Maybe we’re moving to a place where we’re ghosting people even when we’re in the same proximity. If we’re not already there.
I’ve also wondered if autism is on the rise, or if how we define it, know about it, and recognize it is on the rise, or both. And if it is on the rise, why? I was at a training course just a couple of years ago done by someone who is neurodivergent that was so good it made most participants wonder if they were neurodivergent.
In thinking about Howard, I realized he only knows the internet. This made me flash to a picture of my grandparents on a hot, sunny Sunday afternoon, sitting out in the shade, and relatives would just show up for a visit. Everyone would be shelling green beans and talking and having a great time. Will communication ever be like that again?
But I’m going to start tomorrow with looking at three different ways we communicate and talk—the prepositions and propositions of a communication.
To. At. With.
What each is, at least in my mind, why we need all three, and are we out of practice and balance in their utilizations. And examine what in the world is going on that’s affecting our communication.

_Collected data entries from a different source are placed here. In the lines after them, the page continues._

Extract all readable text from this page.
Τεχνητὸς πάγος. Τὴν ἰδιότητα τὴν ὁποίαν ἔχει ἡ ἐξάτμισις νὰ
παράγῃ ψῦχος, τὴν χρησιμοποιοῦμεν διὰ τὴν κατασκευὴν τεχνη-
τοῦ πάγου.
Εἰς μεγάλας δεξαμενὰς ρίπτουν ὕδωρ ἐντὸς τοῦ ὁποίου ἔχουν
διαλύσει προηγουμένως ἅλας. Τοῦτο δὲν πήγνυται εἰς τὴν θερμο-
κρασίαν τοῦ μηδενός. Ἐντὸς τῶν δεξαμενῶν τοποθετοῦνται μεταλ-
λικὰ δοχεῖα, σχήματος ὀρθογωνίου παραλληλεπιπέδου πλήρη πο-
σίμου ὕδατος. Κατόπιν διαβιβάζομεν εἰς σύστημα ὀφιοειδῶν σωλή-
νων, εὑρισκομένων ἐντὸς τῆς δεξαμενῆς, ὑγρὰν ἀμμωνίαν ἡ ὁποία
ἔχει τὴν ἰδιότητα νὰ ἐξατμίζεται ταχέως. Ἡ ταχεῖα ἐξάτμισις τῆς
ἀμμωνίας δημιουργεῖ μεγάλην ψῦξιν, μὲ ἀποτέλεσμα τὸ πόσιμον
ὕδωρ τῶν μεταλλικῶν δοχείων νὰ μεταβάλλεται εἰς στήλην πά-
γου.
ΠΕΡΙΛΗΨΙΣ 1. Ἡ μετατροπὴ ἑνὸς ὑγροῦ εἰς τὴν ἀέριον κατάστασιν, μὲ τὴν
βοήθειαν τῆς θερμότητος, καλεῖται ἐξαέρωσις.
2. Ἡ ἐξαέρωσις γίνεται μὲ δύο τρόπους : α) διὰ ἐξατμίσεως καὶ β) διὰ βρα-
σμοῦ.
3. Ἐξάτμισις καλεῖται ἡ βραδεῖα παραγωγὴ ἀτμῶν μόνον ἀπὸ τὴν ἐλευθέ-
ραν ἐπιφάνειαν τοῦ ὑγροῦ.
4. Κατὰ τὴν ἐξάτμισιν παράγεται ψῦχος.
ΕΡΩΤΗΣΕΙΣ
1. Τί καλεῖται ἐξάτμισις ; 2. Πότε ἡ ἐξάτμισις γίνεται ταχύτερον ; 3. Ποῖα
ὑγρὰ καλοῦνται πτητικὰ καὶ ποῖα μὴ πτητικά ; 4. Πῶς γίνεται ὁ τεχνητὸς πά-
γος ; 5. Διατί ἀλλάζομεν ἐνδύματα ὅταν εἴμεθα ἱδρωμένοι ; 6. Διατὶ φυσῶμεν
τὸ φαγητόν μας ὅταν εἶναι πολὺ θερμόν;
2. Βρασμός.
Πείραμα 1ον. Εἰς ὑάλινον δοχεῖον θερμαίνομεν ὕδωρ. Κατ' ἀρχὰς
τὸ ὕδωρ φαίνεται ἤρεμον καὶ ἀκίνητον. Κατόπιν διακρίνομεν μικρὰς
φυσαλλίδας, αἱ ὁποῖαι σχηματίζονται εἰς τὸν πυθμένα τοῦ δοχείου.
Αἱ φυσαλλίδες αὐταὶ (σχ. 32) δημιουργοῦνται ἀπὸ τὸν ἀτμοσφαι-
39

I’ll close with the locker room interaction after the match with Howie. I had showered, was mostly dressed, and was putting on my socks and shoes. Howard walked in.
“Hey, Howard, enjoyed the tennis today. I’d seen you play but glad you were on the court so I could see for myself. Look forward to the next time.”
He nodded with perhaps, though I couldn’t completely confirm, slightest eyebrow raise, as he walked by, not saying a word. Still, I took it as a win, or at least a start.
We have to start somewhere. Often again and again. It will take time.


I know this isn't really speaking to the point of your writing here, but I can't resist commenting on your observation that if it weren't for packages and ads, the post office would be out of business. I heard recently that the post office is not going to be funded after some given point this coming fall. I shudder. In a world where computers get hacked and it's more than a little possible to have your bank account drained by a hacker, I have been simplifying more, doing more offline and via USPS. I am going to be more than a little unhappy if it's really true that there will be no more USPS after this coming fall. Grrrr.